Akhir Agresi Militer Belanda 2

Penguasaan kota Yogyakarta yang dilakukan oleh Belanda akhirnya dapat tergoyahkan dengan
serangan yang terkenal dengan nama "Serangan Umum 1 Maret 1949 Yogyakarta". Serangan
yang dilakukan pasukan pimpinan kolonel Soeharto ini berhasil menduduki kota Yogyakarta
walau hanya 6 jam saja.
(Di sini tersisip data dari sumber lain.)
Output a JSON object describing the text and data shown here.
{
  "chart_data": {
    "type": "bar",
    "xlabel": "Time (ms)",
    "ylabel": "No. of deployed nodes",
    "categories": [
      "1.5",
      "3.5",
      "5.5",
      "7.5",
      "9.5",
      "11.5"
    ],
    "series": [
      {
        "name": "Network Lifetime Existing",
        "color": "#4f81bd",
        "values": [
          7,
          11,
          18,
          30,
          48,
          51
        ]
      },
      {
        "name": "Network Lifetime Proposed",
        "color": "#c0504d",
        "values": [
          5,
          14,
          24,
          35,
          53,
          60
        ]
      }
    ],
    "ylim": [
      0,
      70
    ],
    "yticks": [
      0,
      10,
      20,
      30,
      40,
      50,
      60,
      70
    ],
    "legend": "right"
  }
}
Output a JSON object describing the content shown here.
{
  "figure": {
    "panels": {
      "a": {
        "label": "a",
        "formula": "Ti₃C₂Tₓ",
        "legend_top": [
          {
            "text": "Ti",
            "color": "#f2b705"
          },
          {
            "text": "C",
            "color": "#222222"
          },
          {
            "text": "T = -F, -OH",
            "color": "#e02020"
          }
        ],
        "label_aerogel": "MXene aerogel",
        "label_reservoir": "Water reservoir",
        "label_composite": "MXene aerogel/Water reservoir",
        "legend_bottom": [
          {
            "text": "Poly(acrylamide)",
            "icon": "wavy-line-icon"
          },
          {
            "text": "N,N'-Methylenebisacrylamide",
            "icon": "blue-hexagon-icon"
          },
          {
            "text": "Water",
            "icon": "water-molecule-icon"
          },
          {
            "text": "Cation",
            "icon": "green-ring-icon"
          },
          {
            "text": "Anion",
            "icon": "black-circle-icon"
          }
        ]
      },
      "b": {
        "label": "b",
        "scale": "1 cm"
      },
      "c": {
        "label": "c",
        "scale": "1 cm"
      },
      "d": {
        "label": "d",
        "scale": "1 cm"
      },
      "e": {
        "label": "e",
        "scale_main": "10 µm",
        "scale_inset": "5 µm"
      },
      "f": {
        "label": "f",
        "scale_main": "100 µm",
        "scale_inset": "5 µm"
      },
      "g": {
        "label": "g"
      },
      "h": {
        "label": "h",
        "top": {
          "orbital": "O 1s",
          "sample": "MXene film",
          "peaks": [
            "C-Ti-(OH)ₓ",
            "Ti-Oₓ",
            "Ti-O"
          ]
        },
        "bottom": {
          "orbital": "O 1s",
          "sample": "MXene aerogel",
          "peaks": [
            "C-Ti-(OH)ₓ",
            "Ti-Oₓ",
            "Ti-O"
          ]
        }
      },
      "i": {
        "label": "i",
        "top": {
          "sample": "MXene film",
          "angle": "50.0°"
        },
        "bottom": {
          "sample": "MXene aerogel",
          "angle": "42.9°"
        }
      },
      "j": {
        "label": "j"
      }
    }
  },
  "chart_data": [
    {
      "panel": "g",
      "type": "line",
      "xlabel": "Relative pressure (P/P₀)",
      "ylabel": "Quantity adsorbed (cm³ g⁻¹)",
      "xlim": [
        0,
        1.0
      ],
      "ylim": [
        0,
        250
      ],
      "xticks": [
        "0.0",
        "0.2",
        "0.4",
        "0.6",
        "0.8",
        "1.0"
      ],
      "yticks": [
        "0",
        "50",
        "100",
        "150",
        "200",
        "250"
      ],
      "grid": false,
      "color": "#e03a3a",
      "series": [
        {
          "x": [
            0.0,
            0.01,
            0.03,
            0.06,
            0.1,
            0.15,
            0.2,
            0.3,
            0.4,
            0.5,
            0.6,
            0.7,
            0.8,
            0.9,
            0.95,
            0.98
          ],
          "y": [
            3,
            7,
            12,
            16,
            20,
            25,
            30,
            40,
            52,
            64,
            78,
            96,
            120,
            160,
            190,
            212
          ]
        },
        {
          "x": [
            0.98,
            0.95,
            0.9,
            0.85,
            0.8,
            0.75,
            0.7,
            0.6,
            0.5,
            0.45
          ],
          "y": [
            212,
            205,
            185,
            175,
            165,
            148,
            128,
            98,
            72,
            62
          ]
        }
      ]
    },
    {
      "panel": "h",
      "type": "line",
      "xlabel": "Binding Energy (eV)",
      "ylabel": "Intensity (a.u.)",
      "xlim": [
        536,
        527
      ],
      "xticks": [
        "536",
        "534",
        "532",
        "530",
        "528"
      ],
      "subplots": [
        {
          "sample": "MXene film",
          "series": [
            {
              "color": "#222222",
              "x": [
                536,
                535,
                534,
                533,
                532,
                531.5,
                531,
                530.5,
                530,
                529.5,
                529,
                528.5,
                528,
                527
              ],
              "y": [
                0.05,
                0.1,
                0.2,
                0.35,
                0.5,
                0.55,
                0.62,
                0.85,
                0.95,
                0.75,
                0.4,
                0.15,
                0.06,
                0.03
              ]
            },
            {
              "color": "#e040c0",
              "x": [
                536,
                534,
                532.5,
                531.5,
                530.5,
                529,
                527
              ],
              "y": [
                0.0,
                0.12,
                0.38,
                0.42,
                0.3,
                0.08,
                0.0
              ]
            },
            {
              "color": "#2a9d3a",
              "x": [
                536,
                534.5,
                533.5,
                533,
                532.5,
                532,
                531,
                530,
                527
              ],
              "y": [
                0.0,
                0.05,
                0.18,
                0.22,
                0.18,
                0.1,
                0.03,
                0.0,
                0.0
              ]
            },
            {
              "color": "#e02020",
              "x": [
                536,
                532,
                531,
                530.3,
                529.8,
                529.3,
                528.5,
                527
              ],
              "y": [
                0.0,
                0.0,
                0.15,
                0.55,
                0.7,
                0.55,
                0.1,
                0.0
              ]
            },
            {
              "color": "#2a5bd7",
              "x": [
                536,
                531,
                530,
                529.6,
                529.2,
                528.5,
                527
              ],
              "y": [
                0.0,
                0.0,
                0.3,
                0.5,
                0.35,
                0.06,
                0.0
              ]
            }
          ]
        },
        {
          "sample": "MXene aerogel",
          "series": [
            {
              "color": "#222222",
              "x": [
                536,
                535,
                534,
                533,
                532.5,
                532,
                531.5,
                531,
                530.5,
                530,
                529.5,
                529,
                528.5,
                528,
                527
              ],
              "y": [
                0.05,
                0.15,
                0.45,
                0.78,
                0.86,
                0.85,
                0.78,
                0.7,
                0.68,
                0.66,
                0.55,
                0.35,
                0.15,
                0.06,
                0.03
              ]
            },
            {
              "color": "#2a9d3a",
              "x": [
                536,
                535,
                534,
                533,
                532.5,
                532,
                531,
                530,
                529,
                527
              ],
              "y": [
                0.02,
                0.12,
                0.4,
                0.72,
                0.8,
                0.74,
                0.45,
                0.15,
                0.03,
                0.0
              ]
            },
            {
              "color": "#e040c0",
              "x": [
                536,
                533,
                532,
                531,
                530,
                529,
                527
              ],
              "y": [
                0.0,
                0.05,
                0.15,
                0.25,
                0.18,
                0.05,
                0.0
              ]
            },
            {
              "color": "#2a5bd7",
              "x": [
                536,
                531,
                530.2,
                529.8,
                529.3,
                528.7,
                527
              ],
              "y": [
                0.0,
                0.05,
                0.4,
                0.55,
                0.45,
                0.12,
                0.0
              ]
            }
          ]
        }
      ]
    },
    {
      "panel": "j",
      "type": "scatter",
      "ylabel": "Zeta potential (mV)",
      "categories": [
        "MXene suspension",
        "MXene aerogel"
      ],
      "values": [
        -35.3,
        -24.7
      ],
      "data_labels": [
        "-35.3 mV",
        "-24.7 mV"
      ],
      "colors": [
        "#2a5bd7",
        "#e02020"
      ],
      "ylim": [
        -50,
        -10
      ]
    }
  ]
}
Dukungan kepada pasukan TNI pun diberikan oleh Sri Sultan
Hamengku Buwono IX, ia juga melakukan penolakan segala kerjasama dengan pemerintah
Belanda.

Dengan serangan yang dilakukan oleh pasukan Belanda dan secara terang-terangan melanggar
Perjanjian Renville, kemudian tindakan tersebut mendapat perhatian dari PBB. Perserikatan
Bangsa Bangsa kemudian mengeluarkan resolusi agar kedua belah pihak yakni pemerintah
Belanda dan Republik Indonesia menghentikan segala permusuhan dan pertikaiannya. Resolusi
tersebut dikeluarkan oleh PBB pada tanggal 24 Januari 1949. Pihak Belanda terpaksa
melanjutkan permasalahan ke meja perundingan, hal ini karena adanya tekanan dari Amerika
Serikat. Apabila Belanda tidak mau mengadakan perundingan maka tidak akan pernah mendapat
bantuan ekonomi dari AS. Setelah Belanda mau diajak kembali ke meja perundingan, maka
Agresi Militer Belanda 2 telah berakhir.

Agresi Militer Belanda 2 menimbulkan dampak yang luar biasa terhadap Indonesia. Dampak
negatif yang ditimbulkan adalah banyaknya korban nyawa yang berjatuhan dalam peperangan
yang telah berlangsung, kemudian peperangan tersebut membuat ekonomi Indonesia cenderung
menurun karena fokus dalam peperangan. Dampak positifnya adalah menunjukan kepada dunia
bahwa kekuatan TNI / Militer Indonesia masih ada dan menunjukan eksistensinya untuk
mempertahankan kemerdekaan yang telah berlangsung.